The client is heavily in debt, but if the lawyer shines, the client could save tens of thousands of dollars. In a listserve post this week, Professor Andrew Perlman asked: What if the lawyer was paid by taking a percentage of the money that the client saved through renegotiating the mortgage?

This kind of arrangement is used in other areas of the law and is commonly referred to as a “reverse contingent fee.” The ABA issued an opinion over 15 years ago, Formal Opinion 93-373, stating that there was no ethical prohibition against charging a client a fee based on a percentage of the money the client would save if the lawyer was successful.

For example, in a lawsuit based on a liquidated damages clause in a contract, a defendant and a lawyer might agree that the lawyer be paid a percentage of the amount saved if the ultimate settlement is far below the liquidated damages amount. The same practice may work in dealing with IRS actions, where the lawyer could be paid based on how much she helps the client avoid paying in taxes, penalties, and interest.

For a client facing mortgage foreclosure, use of a reverse contingency could be tricky.

If the lawyer is successful in reducing the client’s mortgage by $90,000, it is not clear that a standard one-third contingent fee would be reasonable. Two critical components of a reasonable fee are skill and risk. Unlike an ordinary personal injury case, where there’s often a prospect of a lengthy trial (and hence risk to the lawyer), the risk to the lawyer is limited in the mortgage situation (unless there’s some Truth in Lending or other statutory violation the lawyer is trying to use as leverage).

If the case is limited to negotiation, it may not be reasonable for a lawyer to take a third of $90,000 in savings, because it’s reasonably foreseeable that the lawyer’s $30,000 fee would work out to $5,000 or more per hour. Some lawyers are very talented, but $5,000 an hour? A much smaller percentage may be appropriate or perhaps a flat fee depending on the elements of the new mortgage deal (“$5,000 fee if I save you more than $50,000; another $3,000 if I get you an interest rate below 7% with your lousy credit history”).
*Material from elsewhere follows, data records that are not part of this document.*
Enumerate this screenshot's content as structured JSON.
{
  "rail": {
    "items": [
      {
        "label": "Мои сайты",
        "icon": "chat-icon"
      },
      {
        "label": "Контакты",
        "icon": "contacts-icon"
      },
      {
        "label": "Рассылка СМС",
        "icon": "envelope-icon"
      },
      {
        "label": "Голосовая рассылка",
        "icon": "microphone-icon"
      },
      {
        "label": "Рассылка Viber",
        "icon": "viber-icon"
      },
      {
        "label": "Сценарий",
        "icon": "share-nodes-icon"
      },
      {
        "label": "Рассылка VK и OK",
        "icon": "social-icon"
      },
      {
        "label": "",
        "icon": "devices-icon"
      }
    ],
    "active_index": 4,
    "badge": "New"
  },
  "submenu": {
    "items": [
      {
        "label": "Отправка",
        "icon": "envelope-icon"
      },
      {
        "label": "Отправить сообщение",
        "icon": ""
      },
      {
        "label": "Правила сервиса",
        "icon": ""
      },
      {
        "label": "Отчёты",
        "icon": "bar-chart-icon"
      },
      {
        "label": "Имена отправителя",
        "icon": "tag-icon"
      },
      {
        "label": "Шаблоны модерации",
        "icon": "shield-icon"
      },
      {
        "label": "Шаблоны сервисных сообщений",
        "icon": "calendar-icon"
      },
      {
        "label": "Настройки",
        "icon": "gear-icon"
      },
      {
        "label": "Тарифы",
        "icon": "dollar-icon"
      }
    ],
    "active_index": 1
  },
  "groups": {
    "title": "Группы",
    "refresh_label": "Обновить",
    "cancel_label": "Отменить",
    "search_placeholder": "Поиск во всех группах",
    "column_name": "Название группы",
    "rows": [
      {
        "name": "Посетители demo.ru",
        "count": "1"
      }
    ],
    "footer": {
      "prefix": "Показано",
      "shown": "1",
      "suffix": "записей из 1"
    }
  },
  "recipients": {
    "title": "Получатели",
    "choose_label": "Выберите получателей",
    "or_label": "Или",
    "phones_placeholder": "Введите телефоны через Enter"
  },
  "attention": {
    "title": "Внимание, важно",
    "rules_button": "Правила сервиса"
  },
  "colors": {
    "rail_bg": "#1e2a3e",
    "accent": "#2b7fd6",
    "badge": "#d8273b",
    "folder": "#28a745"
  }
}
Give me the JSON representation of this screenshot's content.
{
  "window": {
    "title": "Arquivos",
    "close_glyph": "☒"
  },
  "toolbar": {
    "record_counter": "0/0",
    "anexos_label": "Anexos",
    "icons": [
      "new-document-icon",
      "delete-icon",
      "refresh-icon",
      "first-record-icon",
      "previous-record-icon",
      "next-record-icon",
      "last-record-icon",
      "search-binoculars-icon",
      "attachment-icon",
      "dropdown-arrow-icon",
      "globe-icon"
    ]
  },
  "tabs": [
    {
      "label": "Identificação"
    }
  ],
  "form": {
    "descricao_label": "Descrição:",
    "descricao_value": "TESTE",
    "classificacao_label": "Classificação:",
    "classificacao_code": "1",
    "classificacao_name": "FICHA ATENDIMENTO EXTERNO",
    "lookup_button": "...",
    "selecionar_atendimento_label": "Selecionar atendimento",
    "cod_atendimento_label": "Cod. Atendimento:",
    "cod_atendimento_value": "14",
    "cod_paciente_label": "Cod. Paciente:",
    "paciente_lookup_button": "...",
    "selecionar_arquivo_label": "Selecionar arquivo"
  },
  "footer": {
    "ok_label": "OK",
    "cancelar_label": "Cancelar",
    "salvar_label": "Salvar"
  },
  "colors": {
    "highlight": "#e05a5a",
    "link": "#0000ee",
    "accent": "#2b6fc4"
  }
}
Payment by the client is a whole other concern. As Andrew Perlman has noted, the savings to the client come in the form of monthly payments over the term of the new mortgage; it doesn’t give the client a new pool of cash with which to pay the lawyer. Most lawyers would rather not be paid $50 or $100 a month for 30 years. In a recent listserve post, Bill Hodes noted that in any up-front payment of a contingency based on future mortgage payments, the lawyer would have to figure out whether the fee was a present value of the payment stream and advise the client of that fact.

In many states, a lawyer might be able to secure payment according to a much shorter schedule by asserting an attorney’s lien against the property, although the lawyer would have to be careful that the lien does not interfere with the mortgagee’s security interest in the property in such a way that the refinancing deal blows up.

Lastly, to the extent lawyers take a security interest in client property to secure their fees, they should determine whether they are entering into a business transaction with a client and follow the ethical rules regarding such dealings.